Pandoc also is invauable for a cheap-and-dirty retrieval augmented generation.
Pandoc also is invauable for a cheap-and-dirty retrieval augmented generation.
Posted Apr 4, 2026 23:30 UTC (Sat) by ejr (subscriber, #51652)Parent article: Pandoc: a workhorse for document conversion
The result may not provide the world's best semantic context, but it sure does function with very little effort. And with a grand total of one outside tool: Pandoc.
Want to grab information from texinfo files? Pandoc. Docbook? Pandoc. That epub you bought from O'Reilly? Pandoc. The vendors' spec sheets in some random version of Word? Pandoc. A bibliography database shared among your peers (well, BibTeX or CSLJSON)? Pandoc. Jira markup? Pandoc. The Jupyter notebook demo? Pandoc.

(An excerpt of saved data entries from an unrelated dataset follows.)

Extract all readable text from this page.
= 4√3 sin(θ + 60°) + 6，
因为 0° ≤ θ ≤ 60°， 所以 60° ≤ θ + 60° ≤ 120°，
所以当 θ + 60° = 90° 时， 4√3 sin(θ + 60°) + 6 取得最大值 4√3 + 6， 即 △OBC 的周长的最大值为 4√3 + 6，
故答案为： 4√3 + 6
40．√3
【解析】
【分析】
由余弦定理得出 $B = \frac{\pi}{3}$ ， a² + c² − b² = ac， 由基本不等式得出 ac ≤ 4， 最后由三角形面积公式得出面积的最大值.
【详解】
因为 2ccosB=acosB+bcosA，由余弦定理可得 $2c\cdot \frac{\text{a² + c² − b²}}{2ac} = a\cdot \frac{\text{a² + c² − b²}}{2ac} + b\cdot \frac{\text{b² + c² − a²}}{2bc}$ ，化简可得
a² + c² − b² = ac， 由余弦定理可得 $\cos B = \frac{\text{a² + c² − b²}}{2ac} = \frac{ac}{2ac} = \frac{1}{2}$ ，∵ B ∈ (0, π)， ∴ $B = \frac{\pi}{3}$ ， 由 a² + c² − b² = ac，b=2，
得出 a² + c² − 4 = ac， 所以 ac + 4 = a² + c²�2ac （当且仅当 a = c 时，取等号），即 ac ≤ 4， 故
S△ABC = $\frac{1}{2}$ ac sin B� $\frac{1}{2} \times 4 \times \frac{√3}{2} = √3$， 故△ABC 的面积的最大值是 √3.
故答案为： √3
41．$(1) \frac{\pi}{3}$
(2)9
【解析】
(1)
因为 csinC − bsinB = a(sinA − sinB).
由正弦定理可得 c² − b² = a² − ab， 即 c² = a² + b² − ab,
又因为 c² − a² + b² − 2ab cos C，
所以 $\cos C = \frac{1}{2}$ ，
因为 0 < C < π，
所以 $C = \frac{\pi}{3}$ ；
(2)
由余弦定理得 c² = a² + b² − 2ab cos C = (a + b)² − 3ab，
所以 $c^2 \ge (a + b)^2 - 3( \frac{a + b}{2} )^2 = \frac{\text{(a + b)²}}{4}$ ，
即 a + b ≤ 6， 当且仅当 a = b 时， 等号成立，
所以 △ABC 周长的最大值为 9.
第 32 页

Seriously, it's wonderfully ridiculous! And if it's a different format, there's some formatter for it somewhere that'll turn it into something Pandoc can manipulate. There are all sorts of fancier gizmos in doclings, LangChain, etc., but this is just a command you stick in a script and feed to their default ingest.
(Aside: When building RAG assistance for an LLM, etc., do keep in mind that you are explicitly choosing documents that you include. Making a conscious *decision* should affect the licensing of the output... e.g. I will not distribute parts of my Emacs configuration because the GFDL of the docs doesn't combine with the GPL of the implementation. I *chose* to include those pieces, so the licensing absolutely applies in my non-lawyer opinion.)